You can read the official writeup, try the demo, and inspect the OpenRouter model page. The interesting bits are not just the benchmark claims. The output format includes first class geometry primitives, OpenRouter's listing calls out hybrid reasoning on top of video, and AkshatS07's Modal note explains why the serving stack had to absorb longer prompts and longer decodes at the same time.
Native video
The launch pitch is straightforward: Mk1 is meant to work on video as video, not as a bag of sparsely sampled frames. Perceptron said the model processes native video up to 2 FPS over a 32K context window, and can return structured time codes when asked for a moment inside a long stream.
AkshatS07 added one more concrete capability in AkshatS07's capability note: native video support, temporal grounding, and multimodal in-context learning were the changes that pushed its embodied reasoning results. That gives the launch a slightly different shape from generic VLM releases, more sequence model than screenshot model.
Spatial outputs
Perceptron described four embodied reasoning behaviors in one place:
- pixel precise pointing
- object identity through occlusion
- joint reasoning across multiple camera streams
- reading task outcomes directly from video
The image side is similarly concrete in perceptroninc's image capability post, which lists:
- pointing
- counting into the hundreds in dense scenes
- reading analog gauges and clocks
- structured document extraction with layout preserved
That structure matters because the model is not being framed as a chatbot with vision attached. OpenRouter's listing says the outputs can be points, boxes, polygons, and clips, which is a much better fit for robotics, inspection, and retrieval workflows than freeform text alone.
Benchmarks and price
Perceptron is claiming parity with Gemini, GPT, Claude, and Qwen on video reasoning at lower cost, while ArmenAgha narrowed the comparison to Gemini-Flash, Gemini-ER, and larger Qwen models on perceptive and physical AI tasks. The public evidence here is still company supplied. The useful engineering fact is the price, not the frontier chest thumping.

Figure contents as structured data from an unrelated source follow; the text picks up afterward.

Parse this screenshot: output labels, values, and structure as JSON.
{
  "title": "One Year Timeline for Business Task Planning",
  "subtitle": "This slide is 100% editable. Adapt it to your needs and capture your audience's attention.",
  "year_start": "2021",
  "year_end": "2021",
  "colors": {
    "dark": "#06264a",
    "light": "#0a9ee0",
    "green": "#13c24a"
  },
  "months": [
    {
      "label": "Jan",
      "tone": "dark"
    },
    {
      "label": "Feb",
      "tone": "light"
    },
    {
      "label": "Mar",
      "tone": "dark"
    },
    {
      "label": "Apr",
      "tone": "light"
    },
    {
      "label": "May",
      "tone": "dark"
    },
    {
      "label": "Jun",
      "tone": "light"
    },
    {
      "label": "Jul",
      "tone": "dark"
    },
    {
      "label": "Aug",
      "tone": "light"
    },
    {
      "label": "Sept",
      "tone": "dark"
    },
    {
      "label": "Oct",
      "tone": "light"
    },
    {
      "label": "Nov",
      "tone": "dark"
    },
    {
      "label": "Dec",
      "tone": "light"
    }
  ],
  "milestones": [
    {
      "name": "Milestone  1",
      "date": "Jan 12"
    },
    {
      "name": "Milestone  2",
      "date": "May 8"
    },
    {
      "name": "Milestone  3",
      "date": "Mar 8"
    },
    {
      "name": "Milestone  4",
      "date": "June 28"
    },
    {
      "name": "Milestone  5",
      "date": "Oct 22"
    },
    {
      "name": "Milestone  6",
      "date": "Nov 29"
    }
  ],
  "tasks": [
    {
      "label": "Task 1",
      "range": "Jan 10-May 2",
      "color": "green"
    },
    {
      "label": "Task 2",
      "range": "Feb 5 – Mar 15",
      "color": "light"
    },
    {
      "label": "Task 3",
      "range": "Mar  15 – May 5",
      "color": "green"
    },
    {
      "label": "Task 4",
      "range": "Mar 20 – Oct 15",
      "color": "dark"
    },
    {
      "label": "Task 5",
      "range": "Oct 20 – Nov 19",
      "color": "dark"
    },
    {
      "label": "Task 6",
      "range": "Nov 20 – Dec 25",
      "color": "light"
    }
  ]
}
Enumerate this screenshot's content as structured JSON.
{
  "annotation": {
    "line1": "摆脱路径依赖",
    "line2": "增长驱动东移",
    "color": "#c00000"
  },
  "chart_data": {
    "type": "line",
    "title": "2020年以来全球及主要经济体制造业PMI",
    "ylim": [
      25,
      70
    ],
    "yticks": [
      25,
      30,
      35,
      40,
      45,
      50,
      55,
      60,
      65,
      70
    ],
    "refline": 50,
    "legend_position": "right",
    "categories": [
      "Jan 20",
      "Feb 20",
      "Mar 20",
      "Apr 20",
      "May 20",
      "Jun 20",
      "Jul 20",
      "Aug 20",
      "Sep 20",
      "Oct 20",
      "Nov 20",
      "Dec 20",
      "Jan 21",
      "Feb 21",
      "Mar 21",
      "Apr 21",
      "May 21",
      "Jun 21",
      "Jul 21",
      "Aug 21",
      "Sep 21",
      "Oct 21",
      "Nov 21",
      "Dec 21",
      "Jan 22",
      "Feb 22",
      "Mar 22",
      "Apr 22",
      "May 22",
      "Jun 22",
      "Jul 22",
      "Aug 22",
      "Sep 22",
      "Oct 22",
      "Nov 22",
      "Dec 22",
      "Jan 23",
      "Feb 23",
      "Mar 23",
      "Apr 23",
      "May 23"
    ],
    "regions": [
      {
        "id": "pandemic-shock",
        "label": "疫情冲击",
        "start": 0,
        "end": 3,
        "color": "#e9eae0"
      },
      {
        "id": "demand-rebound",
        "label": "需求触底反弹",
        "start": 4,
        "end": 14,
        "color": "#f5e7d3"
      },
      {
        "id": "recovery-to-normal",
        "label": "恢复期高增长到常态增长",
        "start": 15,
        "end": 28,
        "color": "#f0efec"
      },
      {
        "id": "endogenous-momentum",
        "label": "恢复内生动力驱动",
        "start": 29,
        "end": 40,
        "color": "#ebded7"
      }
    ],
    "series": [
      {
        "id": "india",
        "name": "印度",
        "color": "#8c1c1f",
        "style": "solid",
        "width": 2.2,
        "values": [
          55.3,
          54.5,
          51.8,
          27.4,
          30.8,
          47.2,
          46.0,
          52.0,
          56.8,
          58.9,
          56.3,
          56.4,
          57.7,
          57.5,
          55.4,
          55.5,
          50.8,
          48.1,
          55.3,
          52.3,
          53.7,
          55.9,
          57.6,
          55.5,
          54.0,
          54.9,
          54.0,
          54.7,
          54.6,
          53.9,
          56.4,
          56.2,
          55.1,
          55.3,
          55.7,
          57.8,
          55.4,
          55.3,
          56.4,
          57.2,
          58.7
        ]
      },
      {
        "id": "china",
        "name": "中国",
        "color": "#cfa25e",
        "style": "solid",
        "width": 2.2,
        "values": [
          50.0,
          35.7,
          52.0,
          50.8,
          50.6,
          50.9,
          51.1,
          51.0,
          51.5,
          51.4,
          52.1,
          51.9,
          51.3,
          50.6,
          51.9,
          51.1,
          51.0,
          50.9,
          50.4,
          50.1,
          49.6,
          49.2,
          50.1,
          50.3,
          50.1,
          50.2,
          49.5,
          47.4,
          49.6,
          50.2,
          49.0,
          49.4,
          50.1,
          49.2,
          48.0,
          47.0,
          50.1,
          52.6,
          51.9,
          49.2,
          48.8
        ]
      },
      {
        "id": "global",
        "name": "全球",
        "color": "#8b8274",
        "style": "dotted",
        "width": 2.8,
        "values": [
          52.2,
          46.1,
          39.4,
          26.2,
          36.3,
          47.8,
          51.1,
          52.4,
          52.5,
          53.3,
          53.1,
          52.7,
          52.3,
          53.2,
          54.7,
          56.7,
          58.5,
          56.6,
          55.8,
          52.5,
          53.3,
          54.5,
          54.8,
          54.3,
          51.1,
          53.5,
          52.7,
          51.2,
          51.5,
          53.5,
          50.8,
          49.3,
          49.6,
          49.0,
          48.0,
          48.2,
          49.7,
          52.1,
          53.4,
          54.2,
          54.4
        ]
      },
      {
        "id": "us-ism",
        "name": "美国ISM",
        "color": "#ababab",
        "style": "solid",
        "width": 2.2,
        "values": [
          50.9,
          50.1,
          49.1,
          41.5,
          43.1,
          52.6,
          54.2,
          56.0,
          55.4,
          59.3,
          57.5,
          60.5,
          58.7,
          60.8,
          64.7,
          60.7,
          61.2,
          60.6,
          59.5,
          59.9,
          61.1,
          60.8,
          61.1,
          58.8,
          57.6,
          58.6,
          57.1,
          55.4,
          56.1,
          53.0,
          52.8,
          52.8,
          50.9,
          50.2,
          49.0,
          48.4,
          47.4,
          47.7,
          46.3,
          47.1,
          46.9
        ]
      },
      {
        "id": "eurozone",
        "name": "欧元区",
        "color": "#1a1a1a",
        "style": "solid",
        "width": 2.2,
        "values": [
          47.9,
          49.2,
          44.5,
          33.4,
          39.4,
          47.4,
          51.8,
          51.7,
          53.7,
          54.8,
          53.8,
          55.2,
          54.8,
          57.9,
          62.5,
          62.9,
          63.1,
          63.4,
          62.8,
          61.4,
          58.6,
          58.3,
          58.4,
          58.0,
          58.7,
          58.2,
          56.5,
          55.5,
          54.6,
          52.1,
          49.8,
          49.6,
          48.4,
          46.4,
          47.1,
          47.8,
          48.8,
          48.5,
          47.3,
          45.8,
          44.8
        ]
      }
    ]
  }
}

Mk1 launched at $0.15 per 1M input tokens and $1.50 per 1M output tokens, per perceptroninc's pricing post and OpenRouter's pricing post. That is cheap enough to make long video pipelines sound deployable instead of purely demo shaped.
Access and early uses
The initial distribution is simple: API access is live, the public demo is live, and OpenRouter added the model the same day via the OpenRouter model page. ArmenAgha also said in ArmenAgha's weights note that Perceptron plans a small partner program for direct model access.
Perceptron listed five partner workflows:
- auto clipping highlights from live sports
- curating teleop episodes into training data without human annotators
- running multimodal QC agents on manufacturing lines
- analyzing satellite and drone imagery for utilities and insurance
- powering wearable assistants on smart glasses
That list is a nice tell. The company is going after physical world and operational video workloads first, not generic consumer multimodality.
Infrastructure
The most technical detail in the evidence pool came after launch. AkshatS07 said Perceptron's internal lesson was that existing text stacks do not scale well to multimodal, and described Mk1 as a scaling hypothesis focused on video and embodied reasoning.
The serving note is even better. All inference runs on Modal, and AkshatS07's Modal note says Mk1 changed serving requirements in three ways:
- native video at 2 FPS increases prompt length
- structured outputs increase decode length
- hybrid thinking also increases decode length
AkshatS07 said those constraints are why the team leaned on GPU snapshotting, serverless GPU infrastructure, and autoscaling. For anyone trying to map where video-native models get expensive, that is the new information in this launch, not just another benchmark bar chart.